I have discovered the thing you fear the most is love. You're afraid of the mistakes you've made. You're afraid it'll happen again. you fear that it'll take you and mess with you and make you him again. But it won't I insure you.

You're afraid to say you're afraid!

So hidden behind that mask of emotionlessness (if I may add, is even a word) and above that thick layer of sadness sits the heap of fear. The fear you'll never comfront.

For you fear so much somebody could write a story about your fears!

As for me, you've placed razors against my throat. I wasn't afraid. Startled, but not afraid. I've never been afraid. You're no longer Benjamin Barker, but this I know already. It's not Mr. Barker I've fallen for. I was fond of him, but never in love. But now this man (or demon, whichever you prefer) who thinks I'm asleep is propped up onto his elbow, cressing my face with is rough hands. Humming soft lullaby's into the shrill silence.

Forbidden lust, fills his eyes.

The dark man holding me in his arms.

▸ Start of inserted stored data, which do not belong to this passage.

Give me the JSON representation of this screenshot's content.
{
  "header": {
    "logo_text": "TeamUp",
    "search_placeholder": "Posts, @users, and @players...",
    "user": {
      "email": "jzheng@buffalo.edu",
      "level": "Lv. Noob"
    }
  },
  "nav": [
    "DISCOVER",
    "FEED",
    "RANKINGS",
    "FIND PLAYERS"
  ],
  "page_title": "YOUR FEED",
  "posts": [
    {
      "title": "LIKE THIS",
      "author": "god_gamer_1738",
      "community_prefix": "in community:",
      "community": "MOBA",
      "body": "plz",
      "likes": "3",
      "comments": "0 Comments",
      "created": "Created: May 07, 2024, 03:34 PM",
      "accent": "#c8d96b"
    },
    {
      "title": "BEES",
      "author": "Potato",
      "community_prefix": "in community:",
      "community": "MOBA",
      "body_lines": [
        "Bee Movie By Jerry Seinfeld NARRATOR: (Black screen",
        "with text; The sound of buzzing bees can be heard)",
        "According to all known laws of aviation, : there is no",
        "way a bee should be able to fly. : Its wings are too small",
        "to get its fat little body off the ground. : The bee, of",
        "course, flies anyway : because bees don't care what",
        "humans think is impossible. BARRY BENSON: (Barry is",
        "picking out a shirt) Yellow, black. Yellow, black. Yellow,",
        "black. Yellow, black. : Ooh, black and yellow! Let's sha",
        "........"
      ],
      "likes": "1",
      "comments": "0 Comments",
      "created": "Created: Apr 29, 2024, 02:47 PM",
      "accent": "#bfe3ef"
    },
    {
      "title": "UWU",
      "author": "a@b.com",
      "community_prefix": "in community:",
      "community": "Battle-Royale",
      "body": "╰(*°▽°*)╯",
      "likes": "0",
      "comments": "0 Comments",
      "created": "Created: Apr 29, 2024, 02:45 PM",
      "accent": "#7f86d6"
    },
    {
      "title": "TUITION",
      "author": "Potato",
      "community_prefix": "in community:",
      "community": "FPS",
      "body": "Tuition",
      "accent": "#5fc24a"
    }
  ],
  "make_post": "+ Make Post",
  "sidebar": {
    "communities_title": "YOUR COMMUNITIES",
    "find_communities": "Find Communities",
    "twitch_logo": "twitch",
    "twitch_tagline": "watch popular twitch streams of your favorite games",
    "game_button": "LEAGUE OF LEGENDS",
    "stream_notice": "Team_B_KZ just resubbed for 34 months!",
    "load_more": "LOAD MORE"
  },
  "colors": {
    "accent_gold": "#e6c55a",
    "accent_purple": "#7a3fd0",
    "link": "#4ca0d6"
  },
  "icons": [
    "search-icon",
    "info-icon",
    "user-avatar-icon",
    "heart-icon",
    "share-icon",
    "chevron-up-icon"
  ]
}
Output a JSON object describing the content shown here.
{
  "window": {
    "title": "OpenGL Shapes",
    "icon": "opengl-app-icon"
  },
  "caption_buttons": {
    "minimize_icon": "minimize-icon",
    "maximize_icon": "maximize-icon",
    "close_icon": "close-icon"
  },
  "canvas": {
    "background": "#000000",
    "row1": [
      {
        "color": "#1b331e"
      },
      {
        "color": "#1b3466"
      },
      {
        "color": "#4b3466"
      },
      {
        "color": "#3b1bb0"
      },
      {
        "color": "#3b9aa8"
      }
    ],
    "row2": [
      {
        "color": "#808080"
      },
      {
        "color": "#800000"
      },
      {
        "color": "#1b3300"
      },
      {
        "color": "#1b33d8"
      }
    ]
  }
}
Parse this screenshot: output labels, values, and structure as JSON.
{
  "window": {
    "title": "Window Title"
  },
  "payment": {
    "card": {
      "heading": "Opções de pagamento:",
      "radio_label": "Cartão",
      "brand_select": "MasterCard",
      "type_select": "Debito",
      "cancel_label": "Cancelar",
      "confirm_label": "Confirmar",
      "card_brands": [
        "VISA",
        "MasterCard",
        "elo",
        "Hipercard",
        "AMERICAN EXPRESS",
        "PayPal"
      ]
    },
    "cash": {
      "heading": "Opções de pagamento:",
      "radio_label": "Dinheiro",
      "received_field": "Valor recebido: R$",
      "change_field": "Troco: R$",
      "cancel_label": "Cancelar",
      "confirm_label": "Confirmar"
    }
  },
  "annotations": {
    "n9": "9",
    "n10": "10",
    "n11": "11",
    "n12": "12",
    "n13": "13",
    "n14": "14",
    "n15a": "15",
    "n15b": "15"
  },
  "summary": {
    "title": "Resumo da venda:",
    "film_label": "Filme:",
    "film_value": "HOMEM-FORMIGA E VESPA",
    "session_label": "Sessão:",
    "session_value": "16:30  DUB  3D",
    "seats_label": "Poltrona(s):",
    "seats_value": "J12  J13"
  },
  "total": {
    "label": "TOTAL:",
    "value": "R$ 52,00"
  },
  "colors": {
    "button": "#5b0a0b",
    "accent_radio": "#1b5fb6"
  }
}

The man who claims he can no longer love. The demon I have fallen so hard for. And expectadly the monster caught me in between the drop. And I could never be happier.

Finally, he's fallen asleep. A small smile creeps onto his face. So innocent when he sleeps. But murderers are people too. And people love. I smile. I will teach him to love again. And he'll learn to live on his own. With this I'm satisfied. I close my eyes and surrender to sleep.

The next morning, he's already up when I awake. His eyes find mine and his lips meet my forehead. Still no goodmoring. "I drempt of you last night." He says. He drempt of me. So there's no reasonto fear the past, no reason to fear the present.

I lean in and whisper into his ear. "Go ahead and love me, I'm not afraid." And he smiles. A real smil, and I know he finally understands that I don't want Benjamin Barker, but Sweeney Todd and nobody else.